I am trying to select the best scipy sparse matrix type to use in my algorithm. In that, I should initialize data in a vij way, then I should use it to perform matrix vector multiplication. Eventually I have to add rows and cols. Trying to select the best for my problem, I want to understand which are the best cases to use each of this types: lil_matrix, coo_matrix, csr_matrix, csc_matrix, dok_matrix. Can someone explain me? Its not necessary to show examples of all the types in the same answer.
2 Answers
Ok, I was looking for an answer and now I have it clearer: Scipy documentation does not elaborate too much on the explanation, but wikipedia article is much more clear. For those who are looking for an answer, there are two major groups of sparse matrices:
a) Sparse types used to construct the matrices:
DOK (Dictionary Of Keys): a dictionary that maps (row, column) to the value of the elements. It uses a hash table so it's efficient to set elements.
LIL (LIst of Lists): LIL stores one list per row. The lil_matrix format is row-based, so if we want to use it then in other operations, conversion to CSR is efficient, whereas conversion to CSC is less so.
COO (COOrdinate list): stores a list of (row, column, value) tuples.
b) Sparse types that support efficient access, arithmetic operations, column or row slicing, and matrix-vector products:
CSR (Compressed Sparse Row): similar to COO, but compresses the row indices. Holds all the nonzero entries of M in left-to-right top-to-bottom ("row-major") order (all elements in the first row, all elements in the second row, and so). More efficient in row indexing and row slicing, because elements in the same row are stored contiguously in the memory.
CSC (Compressed Sparse Column): similar to CSR except that values are read first by column. More efficient in a column indexing and column slicing.
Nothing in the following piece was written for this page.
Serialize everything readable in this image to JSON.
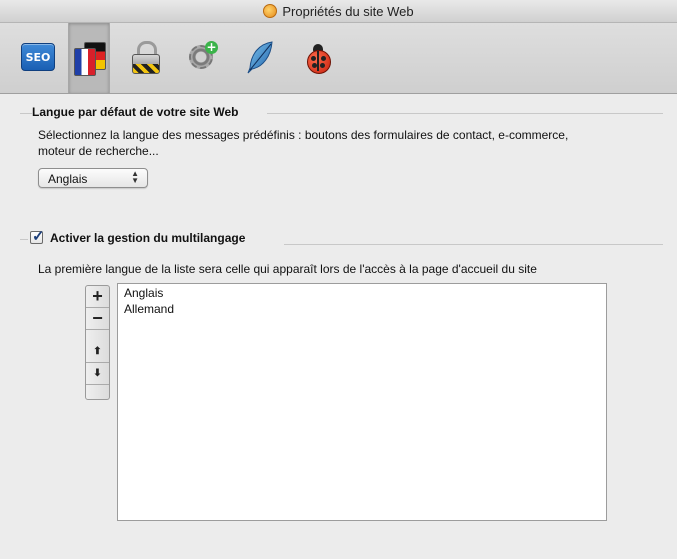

Once the matrices are build using one of the a) types, to perform manipulations such as multiplication or inversion, we should convert the matrix to either CSC or CSR format.
If you wish an easy to understand implementation that has the opportunity to make the matrix bigger as well as being able to row/column operation, I suggest you coo_matrix. coo_matrix is efficient and fast to construct but, arithmetic operations are not efficient on this matrix. Instead, you can easily convert coo_matrix to csc_matrix/csr_matrix that are efficient in column_slicing/row_slicing so you can have efficient multiplication or inversion.